Should I consider a correction (such as Bonferroni, Holm, Benjamini & Hochberg…) for the $n$ p-values ?

EDIT:

I am wondering whether my case is a multiple comparisons problem or not.

Actually I do not compare the genes, but only the values of two different populations (healthy vs. unhealthy) for each gene. Therefore, I do not see the multiple comparisons.

In other words, I am interested in finding those genes that behave differently between healthy samples and unhealthy samples. I am not interested in finding whether or not two genes behave the same.

Obviously, running $n$ t-tests I get much more p-values lower that $0.05$ than after computing the correction.

Best Answer

You absolutely do want to apply a correction. The key idea is identifying significance by chance. As you increase the number of comparisons you increase the number of those that will be significant by chance.

For example, let's take the generic example of doing 100 comparisons using a significance threshold of 0.05. Now, a p-value of 0.05 means there is a 5% chance of getting that result when the null hypothesis is true. Therefore, if you do these 100 comparisons, you would expect to find 5 genes significant just by random chance.

As such, to avoid making these false-positives (Type 1 Errors) we 'correct' the p-value thereby making the test more conservative.
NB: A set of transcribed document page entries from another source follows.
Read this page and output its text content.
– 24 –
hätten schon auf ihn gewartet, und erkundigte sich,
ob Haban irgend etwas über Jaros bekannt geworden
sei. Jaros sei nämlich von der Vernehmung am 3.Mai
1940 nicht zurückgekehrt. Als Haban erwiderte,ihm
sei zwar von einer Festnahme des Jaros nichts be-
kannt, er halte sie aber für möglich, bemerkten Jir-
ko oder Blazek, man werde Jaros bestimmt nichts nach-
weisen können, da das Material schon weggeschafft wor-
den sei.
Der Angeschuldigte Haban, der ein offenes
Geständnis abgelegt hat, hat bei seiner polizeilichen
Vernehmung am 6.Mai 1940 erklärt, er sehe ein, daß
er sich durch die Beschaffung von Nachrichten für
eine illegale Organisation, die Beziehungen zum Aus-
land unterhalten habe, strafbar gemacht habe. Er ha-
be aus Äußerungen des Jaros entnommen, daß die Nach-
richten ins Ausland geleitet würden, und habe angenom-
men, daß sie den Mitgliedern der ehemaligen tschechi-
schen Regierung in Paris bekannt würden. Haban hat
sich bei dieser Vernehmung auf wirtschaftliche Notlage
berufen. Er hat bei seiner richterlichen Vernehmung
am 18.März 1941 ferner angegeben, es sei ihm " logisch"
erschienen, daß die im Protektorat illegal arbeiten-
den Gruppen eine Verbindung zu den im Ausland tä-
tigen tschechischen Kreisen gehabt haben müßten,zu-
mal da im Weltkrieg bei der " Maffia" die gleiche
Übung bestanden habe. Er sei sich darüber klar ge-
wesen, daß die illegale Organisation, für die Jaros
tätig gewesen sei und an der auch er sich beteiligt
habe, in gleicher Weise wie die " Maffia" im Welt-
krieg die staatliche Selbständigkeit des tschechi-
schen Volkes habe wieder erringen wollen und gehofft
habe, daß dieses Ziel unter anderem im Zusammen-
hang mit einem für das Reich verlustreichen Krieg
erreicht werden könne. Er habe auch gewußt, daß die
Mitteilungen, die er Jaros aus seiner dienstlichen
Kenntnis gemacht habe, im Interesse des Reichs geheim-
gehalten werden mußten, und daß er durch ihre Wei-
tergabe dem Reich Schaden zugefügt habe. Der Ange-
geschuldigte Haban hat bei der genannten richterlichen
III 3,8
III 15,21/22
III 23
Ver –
The choice in correction can vary too. Bonferroni is a common correction but if you have 1000's of genes, it is going to be exceedingly unlikely you will find anything significant because it will be so conservative. In that case, you may use the 'FDR' (False Discovery Rate) correction. There is no absolute answer so you need to explore the possibilities and make the best choice and of course report what correction you applied.

EDIT

Regarding you comments below I thought an example can help demonstrate the concept.

Using R, I generate completely random values for 250 genes with two treatments (A and B)

set.seed(8)
df <- data.frame(expression=runif(1000), 
                 gene=rep(paste("gene", seq(250)), 4), 
                 treatment = rep(c("A","A","B","B"), each=250))

I then split the data by each gene and run a t.test comparing between the two groups.

out <- do.call("rbind", 
    lapply(split(df, df$gene), function(x) t.test(expression~treatment, x)$p.value))

Now, given that this is completely random data there shouldn't be any significant differences and yet when I count how many there are 9 significant genes!!!

length(which(out < 0.05))
[1] 9

Avoiding mistakes like these is the point behind making these corrections. Hopefully this helps clarify for you.